A new septic inspection program around Lake George could commence as early as the spring, with just over 500 properties becoming the first to submit to a new requirement that septic systems in critical areas in the lake basin get inspected every five years.
The Lake George Park Commission, which has been developing the regulatory proposal for around 18 months, cleared its latest process hurdle with a public hearing the Tuesday before Thanksgiving.
The comments were largely supportive of new septic inspection requirements, but some raised concerns about newer, better maintained systems being treated the same as old, malfunctioning ones.
The Lake George Park Association, which supports the program and promised to invest funds into helping residents replace failing systems, did ask that a new septic standard be extended to 100 feet from the shore.
The inspection requirement will apply to septic systems within 500 feet of the lakeshore or 100 feet of a stream within the Lake George Basin and is expected to apply to about 2,700 parcels. While residents will be required to get their septic inspected and pumped out once every five years, they will be charged a $50 annual fee to keep the program going.
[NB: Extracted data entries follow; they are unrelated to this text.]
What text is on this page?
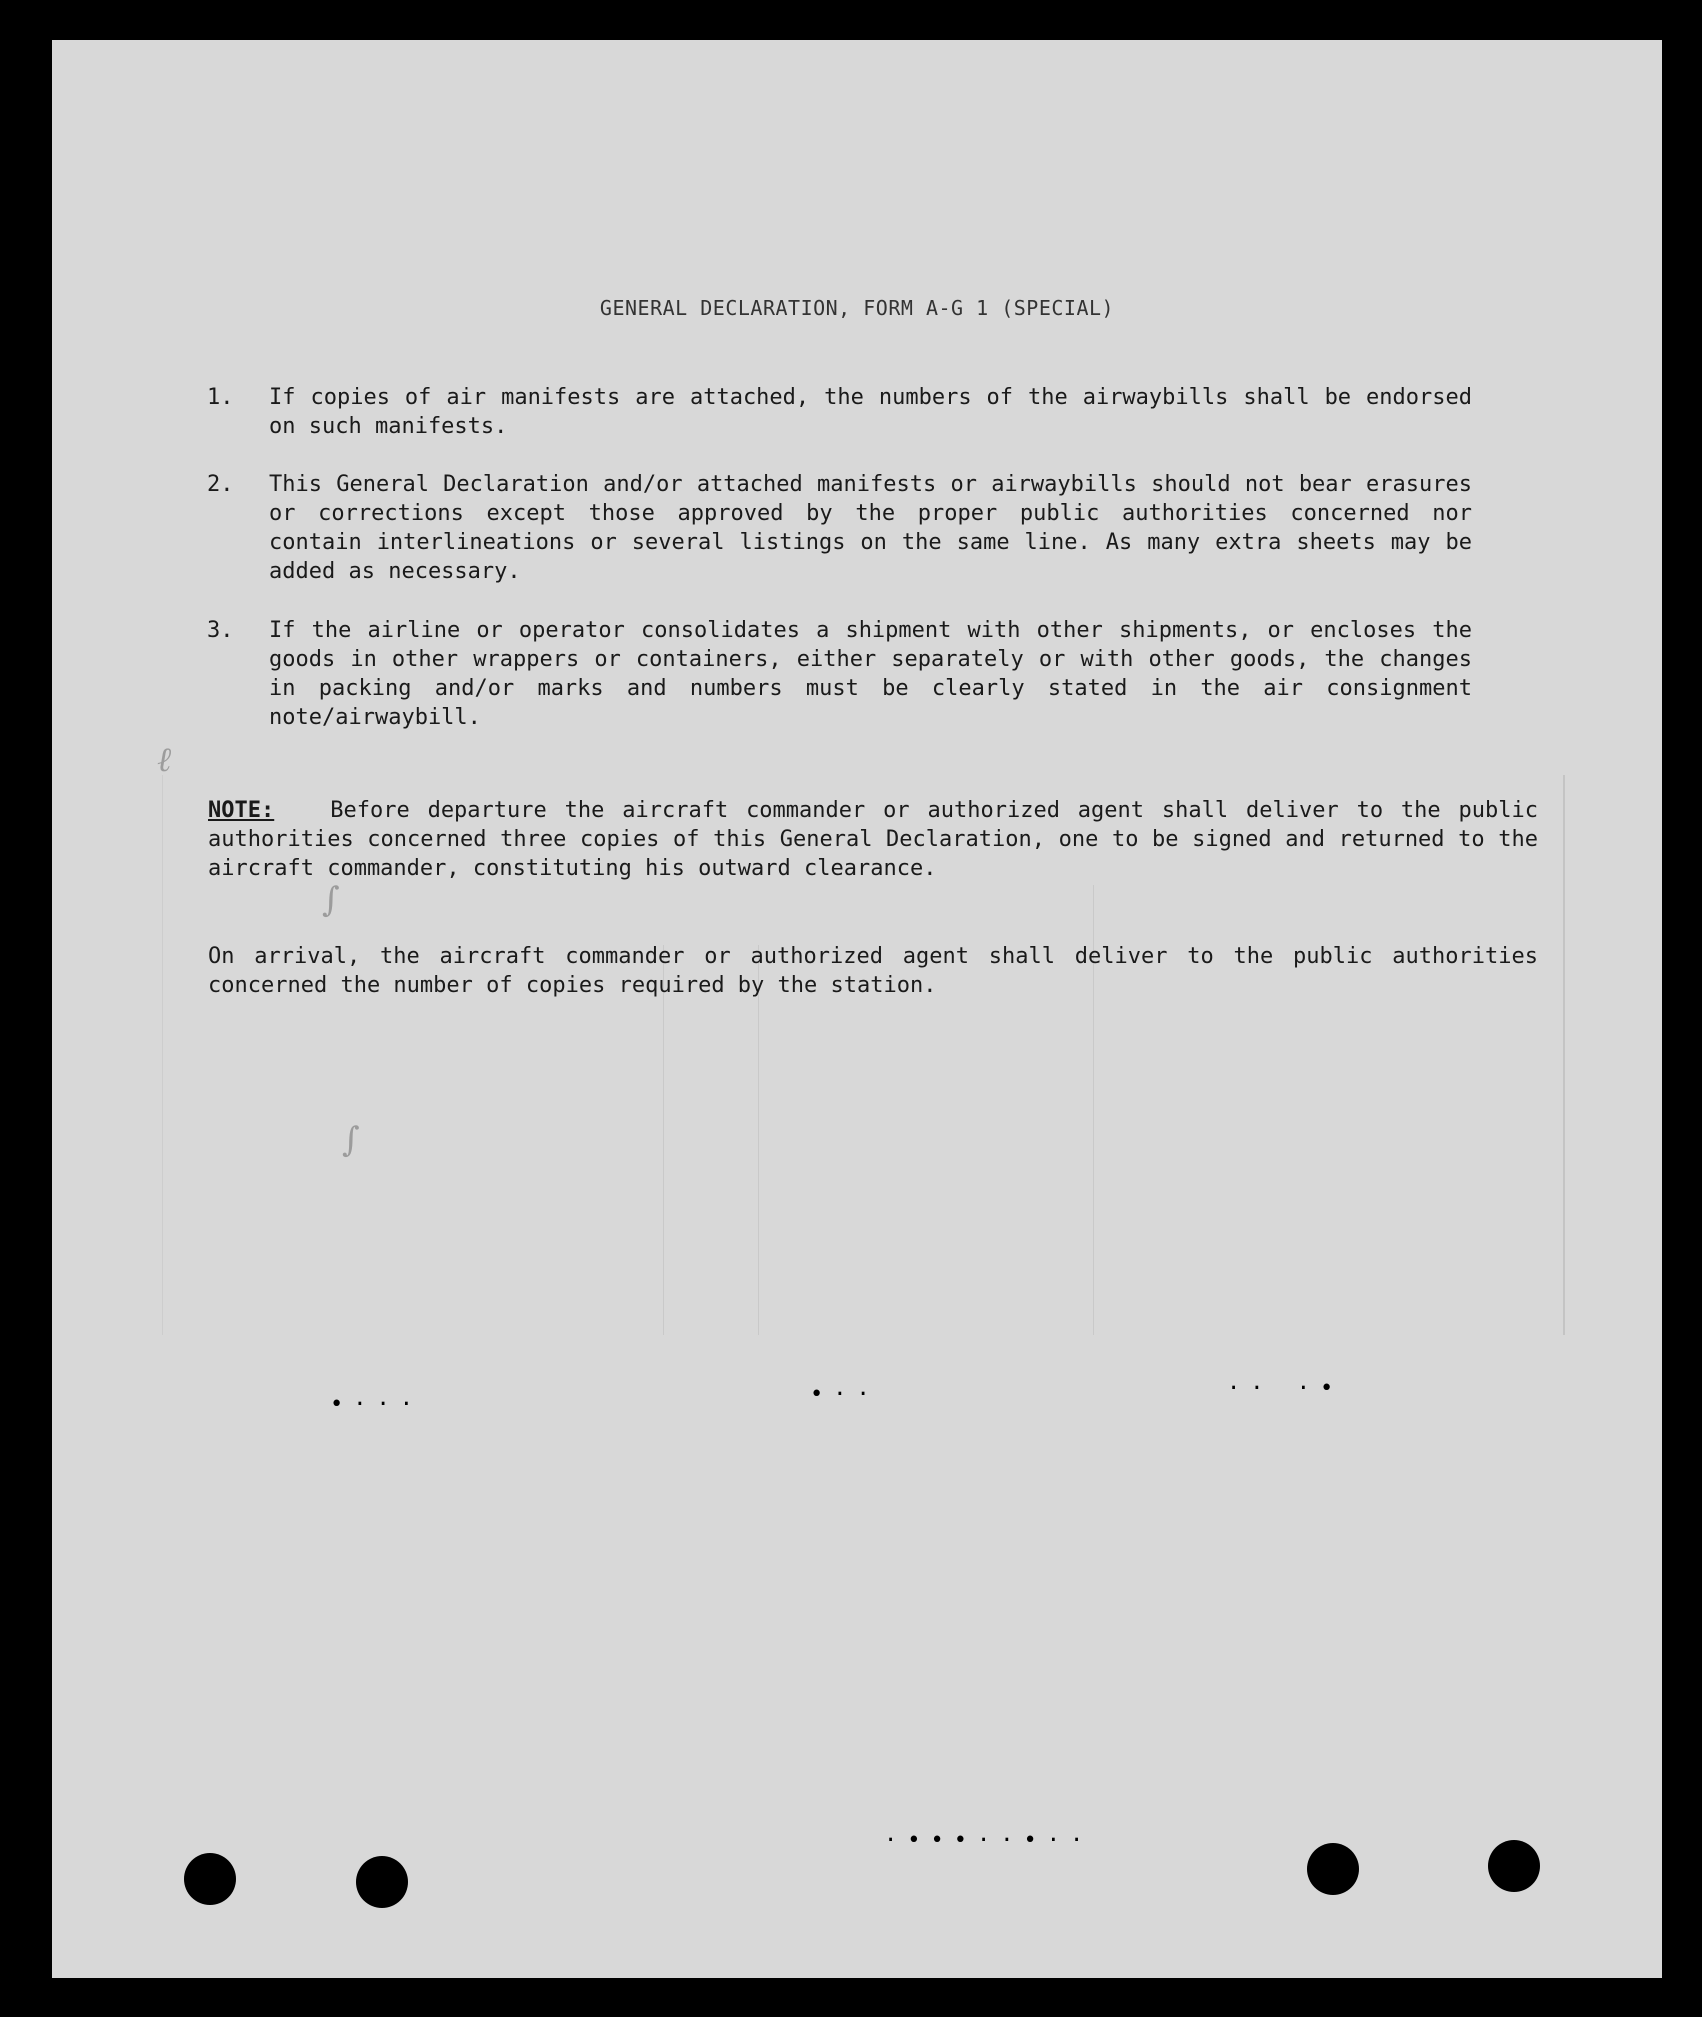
GENERAL DECLARATION, FORM A-G 1 (SPECIAL)
1.	If copies of air manifests are attached, the numbers of the airwaybills shall be endorsed on such manifests.
2.	This General Declaration and/or attached manifests or airwaybills should not bear erasures or corrections except those approved by the proper public authorities concerned nor contain interlineations or several listings on the same line. As many extra sheets may be added as necessary.
3.	If the airline or operator consolidates a shipment with other shipments, or encloses the goods in other wrappers or containers, either separately or with other goods, the changes in packing and/or marks and numbers must be clearly stated in the air consignment note/airwaybill.
NOTE:	Before departure the aircraft commander or authorized agent shall deliver to the public authorities concerned three copies of this General Declaration, one to be signed and returned to the aircraft commander, constituting his outward clearance.
On arrival, the aircraft commander or authorized agent shall deliver to the public authorities concerned the number of copies required by the station.
ℓ
∫
∫
•···	•··	·· ·•
·•••··•··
The park commission indicated it could vote on final approval at its December or January meeting and commence the program next year.
Speaking of septic systems, I made note of a release last week from the governor’s office about $2.25 million in new federal funding from the Bipartisan Infrastructure Law to help fund septic system improvements on Long Island.
Septic replacement can cost well over $10,000, so every dollar of support helps. Demand for the state’s existing septic replacement fund, which can help Lake George residents, far outstrips supply. It’s possible the newly-approved $4.2 billion environmental bond act will also fund septic replacement.
Another thing to watch out for is whether the Lake George program spurs action elsewhere in the park, where aging septic systems threaten water quality on numerous lakes and ponds.